Survival, as I mentioned, was based on the trial. We got utility measurements from the literature and then cost of treatment, adverse events, terminal care, things like that were determined mainly from Medicare fee schedules but also from prior literature as well.

What we calculated was something called the incremental cost-effectiveness ratio, or the ICER, of atezo/bev compared to sorafenib. That has units of dollars per QALY and basically represents the amount of money that's required to extend the life of a single patient by a single QALY if you use atezo/bev as opposed to sorafenib.

We were comparing that to a willingness-to-pay threshold of $150,000 per QALY, which is a fairly generous threshold that is often used in the cancer literature.

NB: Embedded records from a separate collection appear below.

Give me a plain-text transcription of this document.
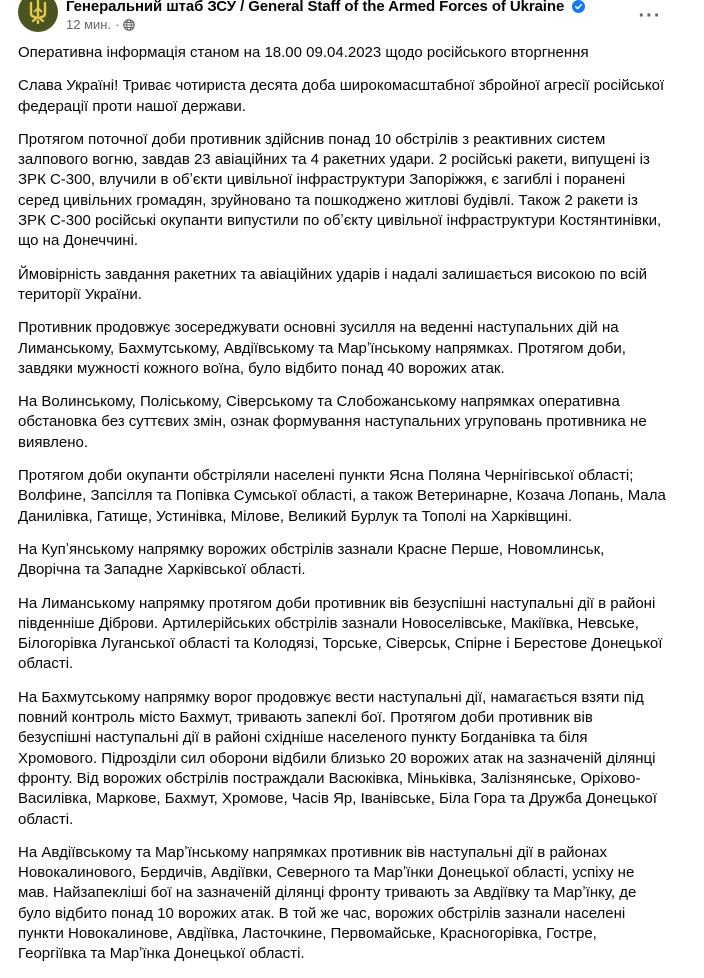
Генеральний штаб ЗСУ / General Staff of the Armed Forces of Ukraine
12 мин. ·	···

Оперативна інформація станом на 18.00 09.04.2023 щодо російського вторгнення

Слава Україні! Триває чотириста десята доба широкомасштабної збройної агресії російської федерації проти нашої держави.

Протягом поточної доби противник здійснив понад 10 обстрілів з реактивних систем залпового вогню, завдав 23 авіаційних та 4 ракетних удари. 2 російські ракети, випущені із ЗРК С-300, влучили в обʼєкти цивільної інфраструктури Запоріжжя, є загиблі і поранені серед цивільних громадян, зруйновано та пошкоджено житлові будівлі. Також 2 ракети із ЗРК С-300 російські окупанти випустили по обʼєкту цивільної інфраструктури Костянтинівки, що на Донеччині.

Ймовірність завдання ракетних та авіаційних ударів і надалі залишається високою по всій території України.

Противник продовжує зосереджувати основні зусилля на веденні наступальних дій на Лиманському, Бахмутському, Авдіївському та Марʼїнському напрямках. Протягом доби, завдяки мужності кожного воїна, було відбито понад 40 ворожих атак.

На Волинському, Поліському, Сіверському та Слобожанському напрямках оперативна обстановка без суттєвих змін, ознак формування наступальних угруповань противника не виявлено.

Протягом доби окупанти обстріляли населені пункти Ясна Поляна Чернігівської області; Волфине, Запсілля та Попівка Сумської області, а також Ветеринарне, Козача Лопань, Мала Данилівка, Гатище, Устинівка, Мілове, Великий Бурлук та Тополі на Харківщині.

На Купʼянському напрямку ворожих обстрілів зазнали Красне Перше, Новомлинськ, Дворічна та Западне Харківської області.

На Лиманському напрямку протягом доби противник вів безуспішні наступальні дії в районі південніше Діброви. Артилерійських обстрілів зазнали Новоселівське, Макіївка, Невське, Білогорівка Луганської області та Колодязі, Торське, Сіверськ, Спірне і Берестове Донецької області.

На Бахмутському напрямку ворог продовжує вести наступальні дії, намагається взяти під повний контроль місто Бахмут, тривають запеклі бої. Протягом доби противник вів безуспішні наступальні дії в районі східніше населеного пункту Богданівка та біля Хромового. Підрозділи сил оборони відбили близько 20 ворожих атак на зазначеній ділянці фронту. Від ворожих обстрілів постраждали Васюківка, Міньківка, Залізнянське, Оріхово-Василівка, Маркове, Бахмут, Хромове, Часів Яр, Іванівське, Біла Гора та Дружба Донецької області.

На Авдіївському та Марʼїнському напрямках противник вів наступальні дії в районах Новокалинового, Бердичів, Авдіївки, Северного та Марʼїнки Донецької області, успіху не мав. Найзапекліші бої на зазначеній ділянці фронту тривають за Авдіївку та Марʼїнку, де було відбито понад 10 ворожих атак. В той же час, ворожих обстрілів зазнали населені пункти Новокалинове, Авдіївка, Ласточкине, Первомайське, Красногорівка, Гостре, Георгіївка та Марʼїнка Донецької області.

In this particular study, we showed that over a lifetime horizon -- meaning from the start of therapy all the way until death -- atezo/bev was associated with an incremental cost of about $100,000 as well as an incremental effectiveness about 0.42 quality-adjusted life years compared to sorafenib.

The ICER of the combination regimen was over $240,000 per QALY. Since that was above our willingness-to-pay threshold, we concluded that combination therapy with both agents was not cost-effective.

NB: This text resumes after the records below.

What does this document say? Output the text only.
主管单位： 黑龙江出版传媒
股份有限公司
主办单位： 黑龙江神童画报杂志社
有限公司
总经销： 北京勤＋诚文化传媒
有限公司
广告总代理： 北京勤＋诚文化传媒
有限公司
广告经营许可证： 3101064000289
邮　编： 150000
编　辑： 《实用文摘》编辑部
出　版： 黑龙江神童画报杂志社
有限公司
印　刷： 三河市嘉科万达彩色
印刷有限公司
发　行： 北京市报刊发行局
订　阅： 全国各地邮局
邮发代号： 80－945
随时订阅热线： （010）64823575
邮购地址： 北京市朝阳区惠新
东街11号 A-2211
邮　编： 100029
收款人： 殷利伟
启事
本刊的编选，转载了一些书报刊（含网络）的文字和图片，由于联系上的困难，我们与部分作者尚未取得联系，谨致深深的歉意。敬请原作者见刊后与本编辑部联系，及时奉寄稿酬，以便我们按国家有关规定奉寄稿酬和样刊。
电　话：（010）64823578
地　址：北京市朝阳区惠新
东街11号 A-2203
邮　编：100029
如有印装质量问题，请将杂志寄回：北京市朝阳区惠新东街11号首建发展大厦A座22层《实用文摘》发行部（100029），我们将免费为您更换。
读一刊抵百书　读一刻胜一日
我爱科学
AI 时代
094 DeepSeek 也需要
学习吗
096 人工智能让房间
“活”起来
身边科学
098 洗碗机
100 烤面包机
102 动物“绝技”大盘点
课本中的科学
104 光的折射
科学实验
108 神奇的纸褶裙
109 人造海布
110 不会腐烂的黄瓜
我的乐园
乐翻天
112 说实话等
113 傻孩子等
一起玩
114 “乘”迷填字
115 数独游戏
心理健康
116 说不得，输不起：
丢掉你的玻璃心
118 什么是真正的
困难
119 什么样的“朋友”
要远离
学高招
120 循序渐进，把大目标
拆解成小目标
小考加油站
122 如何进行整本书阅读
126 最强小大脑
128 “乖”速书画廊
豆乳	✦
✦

Our model also showed that the price of atezolizumab would need to be decreased by 40%, the price of bev by 47%, or the price of both by about 21% in order for that combination therapy to be cost-effective.

Then we did a number of sensitivity analyses as well. Across all the sensitivity analyses, atezo/bev was not found to be cost-effective. The only situation where it could be cost-effective was if we had the most generous hazard ratios at the lower end of the 95% confidence interval that was reported in the trial.

The conclusions were that use of this combination therapy is not cost-effective compared to sorafenib under current pricing. This is adding to a history of literature, I guess, recently looking at cost-effectiveness of cancer agents.

The cost of cancer drugs has really risen dramatically over the last 50 years unlike other countries that have regulatory bodies that can help negotiate drug pricing. We don't have that kind of system in the United States.

We're finding that a lot of the drugs that are approved by the FDA are approved with high prices that aren't warranted, given the clinical effectiveness of the drugs. I think it reinforces a need for different price systems in the United States, like value-based pricing, that could more closely align the utility of these drugs with their cost.

Thanks for listening. I appreciate it.

Patel K, Stein S, Luther J, et al. Cost-effectiveness of atezolizumab and bevacizumab in advanced hepatocellular carcinoma. Presented at: the 2021 ASCO Annual Meeting; June 4-8, 2021; virtual. Abstract e18829.